The bottom line: the residential real estate market is now in a recession, Kasriel opines.
If so, that raises the stakes in the Fed’s ongoing struggle to balance inflation fighting with keeping economic growth intact. The United States now leads the industrialized world in inflation rates, based on the top-line year-over-year increase in June. The core rate of inflation is creeping higher as well. The Federal Reserve can’t ignore this, should it prove to be a trend with legs in the months ahead. The Fed’s data dependent, Bernanke recently remarked; in fact, depending on what the data reveals going forward, the Fed may be held hostage by the numbers.
For the moment, Fed Chairman Bernanke seems to be counting on a slowing economy to do the heavy lifting of nipping inflationary momentum in the bud. But as we wrote last week, a slowing economy doesn’t necessarily insure that inflation will follow, at least not initially.
Ben, quite simply, is in a bind, observes economist Robert Dieli, who runs MrModelonline.com, an independent consultancy. In an interview with CS today, he says that the central bank is effectively behind the inflation curve because it opted to raise rates slowly. As a result, Fed funds probably aren’t yet high enough to squelch inflation.
Dieli doesn’t think a softening housing market by itself will tip the economy into recession. But there are other factors conspiring. “Three-dollar-and-fifty-cent gasoline will probably have a bigger impact on consumer discretionary spending than housing,” he says.

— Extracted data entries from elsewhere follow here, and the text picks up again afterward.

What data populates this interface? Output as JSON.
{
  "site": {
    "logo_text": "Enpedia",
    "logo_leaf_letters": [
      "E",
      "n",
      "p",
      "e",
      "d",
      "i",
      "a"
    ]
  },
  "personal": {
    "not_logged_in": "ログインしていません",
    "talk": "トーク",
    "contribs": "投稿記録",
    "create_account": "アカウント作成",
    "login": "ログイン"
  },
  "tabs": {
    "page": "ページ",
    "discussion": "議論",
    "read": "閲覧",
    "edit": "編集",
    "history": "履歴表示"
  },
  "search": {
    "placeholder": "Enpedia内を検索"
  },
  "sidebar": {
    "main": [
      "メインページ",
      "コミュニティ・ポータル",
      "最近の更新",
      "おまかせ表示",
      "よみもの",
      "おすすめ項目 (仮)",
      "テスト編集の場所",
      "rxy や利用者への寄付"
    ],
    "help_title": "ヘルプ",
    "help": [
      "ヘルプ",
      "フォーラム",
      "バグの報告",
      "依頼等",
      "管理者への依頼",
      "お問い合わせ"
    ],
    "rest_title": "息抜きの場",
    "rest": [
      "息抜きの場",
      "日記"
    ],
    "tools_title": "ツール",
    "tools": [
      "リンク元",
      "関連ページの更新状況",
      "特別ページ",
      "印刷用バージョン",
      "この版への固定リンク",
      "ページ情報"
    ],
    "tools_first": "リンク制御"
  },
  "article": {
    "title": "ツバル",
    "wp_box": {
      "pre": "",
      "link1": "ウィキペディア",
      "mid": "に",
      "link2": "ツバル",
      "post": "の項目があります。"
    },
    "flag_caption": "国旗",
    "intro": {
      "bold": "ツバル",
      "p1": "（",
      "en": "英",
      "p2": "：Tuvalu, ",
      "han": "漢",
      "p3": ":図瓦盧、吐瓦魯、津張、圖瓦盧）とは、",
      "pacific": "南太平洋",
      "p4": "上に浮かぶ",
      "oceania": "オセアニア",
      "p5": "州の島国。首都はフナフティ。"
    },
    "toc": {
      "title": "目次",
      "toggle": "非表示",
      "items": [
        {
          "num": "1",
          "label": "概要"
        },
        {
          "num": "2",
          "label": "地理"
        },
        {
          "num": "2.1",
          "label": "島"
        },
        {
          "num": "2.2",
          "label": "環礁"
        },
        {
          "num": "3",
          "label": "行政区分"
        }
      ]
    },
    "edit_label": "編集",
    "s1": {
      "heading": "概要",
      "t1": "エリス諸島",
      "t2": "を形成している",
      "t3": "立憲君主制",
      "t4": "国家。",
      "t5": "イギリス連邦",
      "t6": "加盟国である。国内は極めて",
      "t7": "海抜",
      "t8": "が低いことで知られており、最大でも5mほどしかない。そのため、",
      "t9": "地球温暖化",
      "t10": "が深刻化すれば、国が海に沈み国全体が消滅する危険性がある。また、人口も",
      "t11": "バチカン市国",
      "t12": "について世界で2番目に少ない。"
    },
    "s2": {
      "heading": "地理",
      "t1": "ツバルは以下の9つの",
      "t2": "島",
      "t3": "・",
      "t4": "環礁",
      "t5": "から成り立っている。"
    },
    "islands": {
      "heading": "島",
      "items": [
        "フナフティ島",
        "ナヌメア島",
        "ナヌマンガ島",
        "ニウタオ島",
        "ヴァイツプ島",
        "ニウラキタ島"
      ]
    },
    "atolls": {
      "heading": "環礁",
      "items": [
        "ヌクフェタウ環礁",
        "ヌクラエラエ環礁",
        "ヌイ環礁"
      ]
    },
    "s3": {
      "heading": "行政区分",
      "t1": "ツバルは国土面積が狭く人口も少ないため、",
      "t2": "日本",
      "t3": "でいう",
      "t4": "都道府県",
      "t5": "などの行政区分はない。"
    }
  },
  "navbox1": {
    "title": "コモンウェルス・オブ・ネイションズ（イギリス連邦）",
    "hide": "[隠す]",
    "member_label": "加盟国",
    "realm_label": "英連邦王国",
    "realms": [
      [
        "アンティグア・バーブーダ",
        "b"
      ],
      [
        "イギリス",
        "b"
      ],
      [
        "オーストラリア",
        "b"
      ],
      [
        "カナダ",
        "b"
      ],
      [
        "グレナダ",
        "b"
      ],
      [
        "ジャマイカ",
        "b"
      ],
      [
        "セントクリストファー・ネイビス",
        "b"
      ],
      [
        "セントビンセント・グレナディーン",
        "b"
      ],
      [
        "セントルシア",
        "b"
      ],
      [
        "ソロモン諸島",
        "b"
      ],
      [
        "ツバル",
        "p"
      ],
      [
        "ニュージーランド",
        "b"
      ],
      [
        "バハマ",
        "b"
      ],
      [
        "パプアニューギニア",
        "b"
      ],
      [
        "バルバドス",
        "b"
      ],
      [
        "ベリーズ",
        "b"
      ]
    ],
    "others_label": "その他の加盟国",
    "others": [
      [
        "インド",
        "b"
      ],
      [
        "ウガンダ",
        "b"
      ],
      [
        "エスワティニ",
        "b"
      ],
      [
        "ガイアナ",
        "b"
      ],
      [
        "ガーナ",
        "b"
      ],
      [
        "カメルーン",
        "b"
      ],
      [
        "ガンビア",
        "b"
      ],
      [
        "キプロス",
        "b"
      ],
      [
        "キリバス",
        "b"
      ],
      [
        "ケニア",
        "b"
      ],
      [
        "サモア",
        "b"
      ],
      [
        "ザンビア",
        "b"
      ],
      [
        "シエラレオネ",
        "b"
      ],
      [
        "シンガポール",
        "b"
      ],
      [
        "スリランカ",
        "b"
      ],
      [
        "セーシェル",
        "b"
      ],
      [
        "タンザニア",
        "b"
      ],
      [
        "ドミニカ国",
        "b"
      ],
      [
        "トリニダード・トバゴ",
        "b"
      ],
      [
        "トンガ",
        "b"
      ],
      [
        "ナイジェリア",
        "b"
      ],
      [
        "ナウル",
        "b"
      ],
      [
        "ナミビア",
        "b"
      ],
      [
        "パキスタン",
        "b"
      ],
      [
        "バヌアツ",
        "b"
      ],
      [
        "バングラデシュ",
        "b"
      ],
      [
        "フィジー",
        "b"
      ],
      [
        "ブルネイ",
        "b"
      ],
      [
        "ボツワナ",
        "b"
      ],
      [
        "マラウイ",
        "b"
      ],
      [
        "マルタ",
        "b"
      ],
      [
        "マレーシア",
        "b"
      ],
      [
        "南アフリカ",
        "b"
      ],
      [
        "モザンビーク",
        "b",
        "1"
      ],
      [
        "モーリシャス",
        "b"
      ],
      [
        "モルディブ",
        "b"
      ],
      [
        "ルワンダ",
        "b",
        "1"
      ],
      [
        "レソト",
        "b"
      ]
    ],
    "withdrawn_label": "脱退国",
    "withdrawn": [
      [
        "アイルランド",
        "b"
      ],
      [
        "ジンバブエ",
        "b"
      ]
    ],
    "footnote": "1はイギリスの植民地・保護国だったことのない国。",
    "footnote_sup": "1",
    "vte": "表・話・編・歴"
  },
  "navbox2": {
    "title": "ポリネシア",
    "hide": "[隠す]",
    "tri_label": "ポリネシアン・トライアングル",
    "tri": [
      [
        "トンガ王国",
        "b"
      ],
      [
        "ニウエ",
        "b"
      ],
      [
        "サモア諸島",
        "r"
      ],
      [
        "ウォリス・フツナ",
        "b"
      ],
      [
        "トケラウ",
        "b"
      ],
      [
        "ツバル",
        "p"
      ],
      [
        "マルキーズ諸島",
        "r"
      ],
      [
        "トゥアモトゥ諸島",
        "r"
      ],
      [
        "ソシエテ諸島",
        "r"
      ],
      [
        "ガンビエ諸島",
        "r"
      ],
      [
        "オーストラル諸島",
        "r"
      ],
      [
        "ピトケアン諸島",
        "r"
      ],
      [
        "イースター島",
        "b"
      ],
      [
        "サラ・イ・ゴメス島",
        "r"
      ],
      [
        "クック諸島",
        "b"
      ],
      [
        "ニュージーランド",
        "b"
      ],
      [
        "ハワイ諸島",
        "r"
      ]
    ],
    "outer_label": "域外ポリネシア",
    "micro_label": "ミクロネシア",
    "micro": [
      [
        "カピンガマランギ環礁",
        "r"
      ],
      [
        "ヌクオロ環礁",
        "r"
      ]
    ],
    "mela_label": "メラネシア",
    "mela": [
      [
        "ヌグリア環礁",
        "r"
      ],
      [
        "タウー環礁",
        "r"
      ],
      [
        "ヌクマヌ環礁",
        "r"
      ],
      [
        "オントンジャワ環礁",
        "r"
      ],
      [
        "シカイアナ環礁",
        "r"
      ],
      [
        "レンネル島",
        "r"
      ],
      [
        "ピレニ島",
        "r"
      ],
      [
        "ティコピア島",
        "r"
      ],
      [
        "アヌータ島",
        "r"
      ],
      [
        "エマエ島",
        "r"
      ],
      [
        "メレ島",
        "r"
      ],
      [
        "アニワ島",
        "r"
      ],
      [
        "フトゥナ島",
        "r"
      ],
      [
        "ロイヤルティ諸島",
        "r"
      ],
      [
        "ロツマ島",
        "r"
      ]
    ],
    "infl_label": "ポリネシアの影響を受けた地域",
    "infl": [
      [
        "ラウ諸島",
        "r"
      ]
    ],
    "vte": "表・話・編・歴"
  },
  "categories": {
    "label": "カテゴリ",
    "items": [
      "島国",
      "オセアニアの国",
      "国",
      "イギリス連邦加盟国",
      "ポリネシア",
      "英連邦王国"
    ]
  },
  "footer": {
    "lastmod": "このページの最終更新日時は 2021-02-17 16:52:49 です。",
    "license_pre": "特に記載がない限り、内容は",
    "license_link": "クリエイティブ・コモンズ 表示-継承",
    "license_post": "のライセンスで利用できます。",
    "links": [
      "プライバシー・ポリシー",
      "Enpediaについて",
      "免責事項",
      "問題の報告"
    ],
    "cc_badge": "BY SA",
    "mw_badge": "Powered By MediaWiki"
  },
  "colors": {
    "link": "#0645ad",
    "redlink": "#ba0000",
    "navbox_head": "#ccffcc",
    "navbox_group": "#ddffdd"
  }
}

No matter the details, a slowing economy at this moment presents a thorny challenge for the Fed, Dieli continues. Normally, at this stage of the business cycle, the Fed could/should be talking about cutting rates, or at least holding off on further hikes. But that’s a luxury the Fed can’t afford, courtesy of the slow and modest rate hikes over the past two years. What’s more, the bond market knows the Fed’s in a bind. “The bond market won’t blink,” Dieli says. Thus, the yield curve remains more or less flat, and may soon invert, handing the fixed-income set a victory of sorts, and no doubt emboldening the bond boys to engage in more of the same Fed bashing.
Dieli predicts that the Fed will raise rates again at the next FOMC meeting on August 8. The meeting after that, in late September, may provide a pause in hikes, depending on the data. But a Fed that’s publicly committed to running monetary policy based on the latest numbers, as per Bernanke, also opens itself up to surprises. Indeed, Dieli notes that if future inflation numbers are ugly, the pressure to tighten the price of money further will prove immense.
In fact, the great unknown can be boiled down to when (and if) Bernanke earns the bond market’s respect. The fact that long rates are still low relative to Fed funds suggests that day has yet to come.
Meanwhile, welcome to the world of uncharted waters, with Captain Ben as your guide. On-the-job training never looked so dangerous.